We came across a small stone in an alleyway, which was of great weight. It was used to test capacity in those days for army recruitment. Sharat couldn't even move the stone, let alone pull it up.
|Sharat trying to prove his heavy weight lifting skills|
The fort has three forts within the fort as lines of defense. We came across an area called Nagina Bagh, which was used by diamond merchants to buy and sell diamonds. The famous Kohinoor Diamond too belonged to this fort. It took us two hours to reach halfway to the top, where we saw the jail where Ramdas was imprisoned and the temple he had made there.
|Ramdas's mandir inside the fort|
We had to make several stops on the way to the top, sometimes to rest and sometimes to appreciate the beauty of the place. Every part of the fort spoke about its past glories. We went through various arched corridors, dark alleyways, long baradaris, gateways, cannons, royal halls, stables, mosques, beautiful gardens, etc. - some of them ruined and some of them still retaining some of their old charms.
|That's Marc :)|
Almost near the top, we saw a Kali Mandir, the co-existance of which inside a Muslim fort came as a surprise.
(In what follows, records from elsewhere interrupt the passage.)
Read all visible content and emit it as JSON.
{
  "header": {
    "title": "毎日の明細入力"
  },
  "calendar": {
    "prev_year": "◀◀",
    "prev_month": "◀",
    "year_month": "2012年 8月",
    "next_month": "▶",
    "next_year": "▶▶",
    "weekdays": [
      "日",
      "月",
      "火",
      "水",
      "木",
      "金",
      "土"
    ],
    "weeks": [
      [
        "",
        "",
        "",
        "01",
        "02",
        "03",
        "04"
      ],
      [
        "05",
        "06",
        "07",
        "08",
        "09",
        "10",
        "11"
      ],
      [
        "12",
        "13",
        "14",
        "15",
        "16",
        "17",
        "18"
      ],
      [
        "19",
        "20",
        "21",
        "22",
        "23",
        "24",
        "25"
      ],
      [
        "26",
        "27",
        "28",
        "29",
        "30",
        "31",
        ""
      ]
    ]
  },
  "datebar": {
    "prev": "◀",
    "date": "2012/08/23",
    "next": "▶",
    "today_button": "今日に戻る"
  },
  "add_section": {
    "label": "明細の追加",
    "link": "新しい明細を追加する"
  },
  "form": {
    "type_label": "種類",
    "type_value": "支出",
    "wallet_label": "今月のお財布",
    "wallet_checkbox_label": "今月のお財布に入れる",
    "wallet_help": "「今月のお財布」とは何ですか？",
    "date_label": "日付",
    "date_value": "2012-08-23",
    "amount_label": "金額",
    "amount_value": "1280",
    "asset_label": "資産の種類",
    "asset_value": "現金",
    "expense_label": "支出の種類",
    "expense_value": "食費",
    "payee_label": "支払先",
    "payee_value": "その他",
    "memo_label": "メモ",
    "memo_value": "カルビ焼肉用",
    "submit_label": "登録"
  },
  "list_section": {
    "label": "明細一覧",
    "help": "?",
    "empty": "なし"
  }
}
After another gruelling hour, we reached the Bala Hissar Pavilion which is at the top of the fort. Its a huge open area, where we enjoyed the breeze for a while. One can see the Qutub Shahi tombs at the distance from the bastions on the top (Check top right corner pic in the collage) and the skyline, as the place offers a bird eye's view of the city. After quenching our thirst with a few coke from a nearby vendor and clicking some more pictures, we decided to make a move downhill.
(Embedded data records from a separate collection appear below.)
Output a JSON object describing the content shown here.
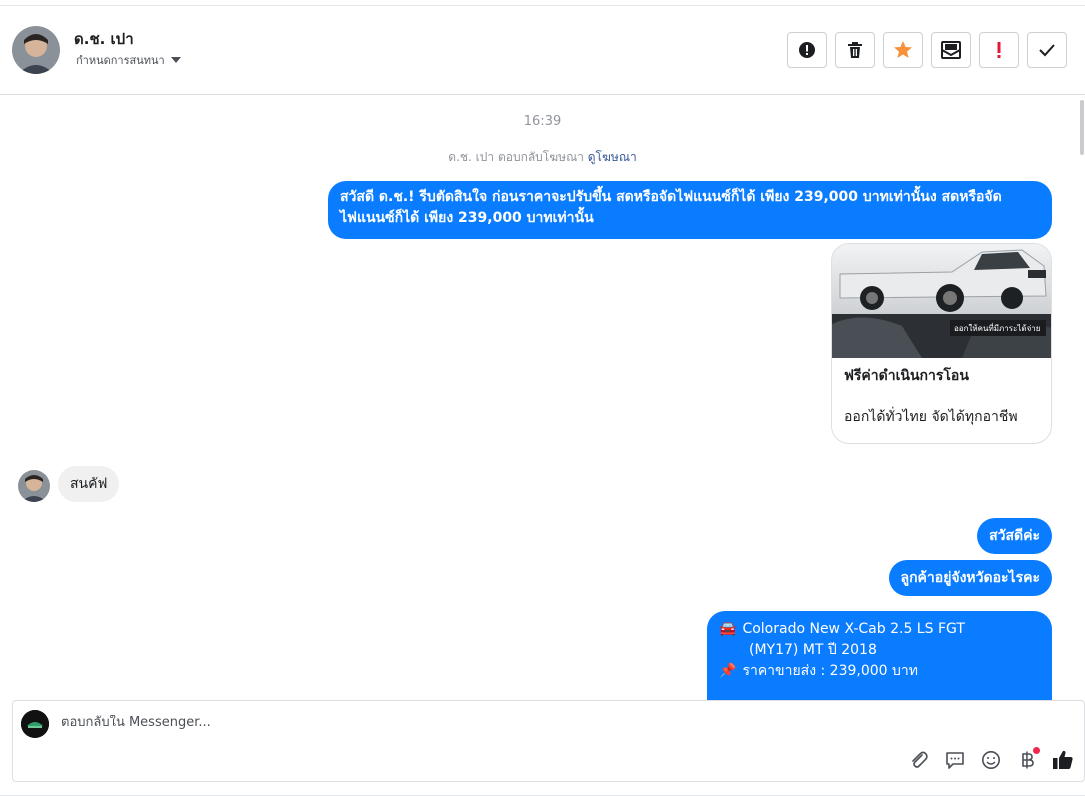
{
  "header": {
    "contact_name": "ด.ช. เปา",
    "assign_label": "กำหนดการสนทนา"
  },
  "thread": {
    "timestamp": "16:39",
    "ad_note": "ด.ช. เปา ตอบกลับโฆษณา",
    "ad_link": "ดูโฆษณา",
    "msg1": "สวัสดี ด.ช.! รีบตัดสินใจ ก่อนราคาจะปรับขึ้น สดหรือจัดไฟแนนซ์ก็ได้  เพียง 239,000 บาทเท่านั้นง สดหรือจัดไฟแนนซ์ก็ได้  เพียง 239,000 บาทเท่านั้น",
    "card": {
      "image_caption": "ออกให้คนที่มีภาระได้จ่าย",
      "title": "ฟรีค่าดำเนินการโอน",
      "subtitle": "ออกได้ทั่วไทย จัดได้ทุกอาชีพ"
    },
    "incoming": "สนคัฟ",
    "msg2": "สวัสดีค่ะ",
    "msg3": "ลูกค้าอยู่จังหวัดอะไรคะ",
    "msg4": {
      "line1_emoji": "🚘",
      "line1": "Colorado New X-Cab 2.5 LS FGT",
      "line2": "(MY17) MT ปี 2018",
      "line3_emoji": "📌",
      "line3": "ราคาขายส่ง : 239,000 บาท"
    }
  },
  "composer": {
    "placeholder": "ตอบกลับใน Messenger..."
  },
  "colors": {
    "bubble_out": "#0a7cff",
    "bubble_in": "#f0f0f0",
    "star": "#f7923a",
    "alert": "#e4163a"
  }
}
|Clockwise from top right : Qutub Shahi tombs in the distance, Bird eye view of the city, a long alley and the Kali Temple.|
On the way down we saw the place where the light and music show is hosted during nights. We were so exhausted that we didn't care that we were about to miss that. We passed through another dark (and probably bat infested) corridor, where Sharat told us that there is supposed be a secret tunnel to Charminar from here, which is closed for the tourists. The place did look tempting for someone who loves adventures.
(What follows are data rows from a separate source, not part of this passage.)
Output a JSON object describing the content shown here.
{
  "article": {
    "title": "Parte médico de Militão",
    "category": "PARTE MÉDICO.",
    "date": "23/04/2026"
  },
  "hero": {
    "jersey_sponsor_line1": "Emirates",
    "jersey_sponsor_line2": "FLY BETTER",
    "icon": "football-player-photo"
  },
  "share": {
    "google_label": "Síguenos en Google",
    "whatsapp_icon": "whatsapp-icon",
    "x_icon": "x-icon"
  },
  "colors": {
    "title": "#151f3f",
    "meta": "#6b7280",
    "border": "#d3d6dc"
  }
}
After a total of 4 hours, we reached the exit. We had chosen a wrong day for our Golconda tour as it was blazing hot, but I'll never repent that, as I loved every second of it. We were so famished that we rushed to a restaurant in the old city immediately afterwards and tucked into the so famous Hyderabadi Biryani. It was good, but I failed to understand what was all the hype about.
After an evening spent lazing around, watching movie at PVR and shopping, we left for the Begumpet airport. We had seen not even one-third of what's there to see at Hyderabad and I promised myself that I would come back again soon. As my flight took off for Chennai I closed my eyes to catch some sleep before another Monday at the office.